Posts Best Quarter Ever
North American robotics companies sold more industrial robots in the second quarter of 2012 than any previous quarter in history, according to new statistics released by Robotic Industries Association (RIA; Ann Arbor, MI), the industry’s trade group.
A total of 5556 robots valued at $403.1 million were sold to North American companies, a jump of 14% in units and 28% in dollars over the same quarter in 2011, according to the RIA. Orders in the first half of 2012 totaled 10,652 robots valued at $747 million, increases of 20% in units and 29% in dollars over the same period last year.
"Obviously, we’re thrilled about the great results so far this year," says Jeff Burnstein, RIA president. "The strong sales reflect increased demand for robotics in industries such as automotive, plastics and rubber, and metals. However, as the economy slows, it’s not clear that these numbers will remain as strong heading forward."
Orders for spot welding robots, used primarily in automotive solutions, jumped 68% in the first half of 2012. Other big jumps were seen in coating and dispensing (42%), arc welding (20%), and assembly (19%). Material removal orders, a smaller application area, rose 364%. Automotive-related orders accounted for 65% of units and 64% of dollars in the first half of 2012. This represents sharp gains of 44% in units and 56% in dollars over the opening half of 2011.

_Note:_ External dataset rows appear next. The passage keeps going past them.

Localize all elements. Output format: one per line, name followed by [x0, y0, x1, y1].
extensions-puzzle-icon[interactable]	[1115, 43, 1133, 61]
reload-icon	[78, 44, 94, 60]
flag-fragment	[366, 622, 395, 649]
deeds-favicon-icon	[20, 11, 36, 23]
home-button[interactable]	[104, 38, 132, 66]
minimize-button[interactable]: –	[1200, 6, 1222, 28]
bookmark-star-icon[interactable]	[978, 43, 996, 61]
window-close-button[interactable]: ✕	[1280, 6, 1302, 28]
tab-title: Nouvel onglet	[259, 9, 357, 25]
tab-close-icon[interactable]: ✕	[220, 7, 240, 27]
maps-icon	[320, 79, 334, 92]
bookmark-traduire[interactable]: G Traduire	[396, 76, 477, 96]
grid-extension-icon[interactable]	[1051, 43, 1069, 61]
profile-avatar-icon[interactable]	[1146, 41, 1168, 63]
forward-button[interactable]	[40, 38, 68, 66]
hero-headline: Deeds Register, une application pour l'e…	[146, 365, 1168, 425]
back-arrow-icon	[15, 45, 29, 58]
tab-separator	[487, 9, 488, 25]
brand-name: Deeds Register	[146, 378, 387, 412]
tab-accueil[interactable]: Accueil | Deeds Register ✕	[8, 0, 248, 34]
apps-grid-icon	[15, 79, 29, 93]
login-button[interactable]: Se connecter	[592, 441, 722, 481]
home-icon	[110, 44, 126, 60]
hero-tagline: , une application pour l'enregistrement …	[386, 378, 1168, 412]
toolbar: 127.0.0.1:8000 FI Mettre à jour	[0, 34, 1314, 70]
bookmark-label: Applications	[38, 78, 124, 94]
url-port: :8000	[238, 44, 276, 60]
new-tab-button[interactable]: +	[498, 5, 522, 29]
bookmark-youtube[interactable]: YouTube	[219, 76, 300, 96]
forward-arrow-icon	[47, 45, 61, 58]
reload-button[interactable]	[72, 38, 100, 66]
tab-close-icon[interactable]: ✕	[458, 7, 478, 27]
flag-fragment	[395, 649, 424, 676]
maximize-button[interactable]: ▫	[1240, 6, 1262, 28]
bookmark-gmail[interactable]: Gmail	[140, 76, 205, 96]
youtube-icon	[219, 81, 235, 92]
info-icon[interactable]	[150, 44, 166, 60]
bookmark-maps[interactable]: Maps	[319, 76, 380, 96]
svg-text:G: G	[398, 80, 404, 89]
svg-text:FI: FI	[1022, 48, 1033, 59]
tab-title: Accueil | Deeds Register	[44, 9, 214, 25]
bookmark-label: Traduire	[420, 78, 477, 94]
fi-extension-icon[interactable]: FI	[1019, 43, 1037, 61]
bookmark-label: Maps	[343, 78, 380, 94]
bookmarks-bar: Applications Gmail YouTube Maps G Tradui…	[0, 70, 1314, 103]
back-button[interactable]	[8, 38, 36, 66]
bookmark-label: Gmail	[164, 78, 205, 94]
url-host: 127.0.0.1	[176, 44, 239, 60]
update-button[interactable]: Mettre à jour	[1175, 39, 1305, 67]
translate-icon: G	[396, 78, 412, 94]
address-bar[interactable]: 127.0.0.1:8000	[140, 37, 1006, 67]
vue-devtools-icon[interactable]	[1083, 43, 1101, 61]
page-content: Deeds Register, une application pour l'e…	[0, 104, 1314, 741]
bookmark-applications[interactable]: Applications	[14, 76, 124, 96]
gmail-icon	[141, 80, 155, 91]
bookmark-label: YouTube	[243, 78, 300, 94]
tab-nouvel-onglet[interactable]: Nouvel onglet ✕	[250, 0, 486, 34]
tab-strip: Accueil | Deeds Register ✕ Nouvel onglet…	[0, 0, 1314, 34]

"It’s great that the auto-related numbers continue to post huge gains, but as we know, automotive industry purchases are cyclical," Burnstein explains. "However, we were disappointed to see nonautomotive-related orders fall 8% in units and 1% in dollars in the first half of the year, with even sharper declines in the second quarter alone."
RIA estimates that some 220,000 robots are now used in the United States, placing the US second only to Japan in robot use.
Laser developer Trumpf Inc. (Farmington, CT, and Ditzingen, Germany) has opened an Asian production facility for disk lasers at Trumpf Japan in Yokohama. Peter Leibinger, vice chairman of the managing board, officially inaugurated the new TruDisk production facility in Yokohama, which is Trumpf’s third production site for disk lasers after Schramberg, Germany, and Farmington. The disk laser’s strong international appeal generated the need for the Yokohama facility, according to Trumpf, noting high demand for disk lasers, especially when integrated into the company’s TruLaser Cell 8030 multiaxis laser cutting system that was designed specifically for the hot formed cutting market.
Helukabel USA (Elgin, IL), a provider of cable, wire and accessories for robotics, announced it has expanded its Robotic Services Division with the acquisition of Robotec Systems GmbH (Kamp-Lintfort, Germany), which will be operated as a fully owned subsidiary. Helukabel’s former robotics business unit, Helurobotics, will merge with the newly acquired subsidiary and operate under the Robotec Systems name. The new company will offer a complete range of robotic cabling services for industries relying on robots for automated work flow, including aerospace, automotive, consumer goods, food, metal fabrication, medical, pharmaceutical and packaging.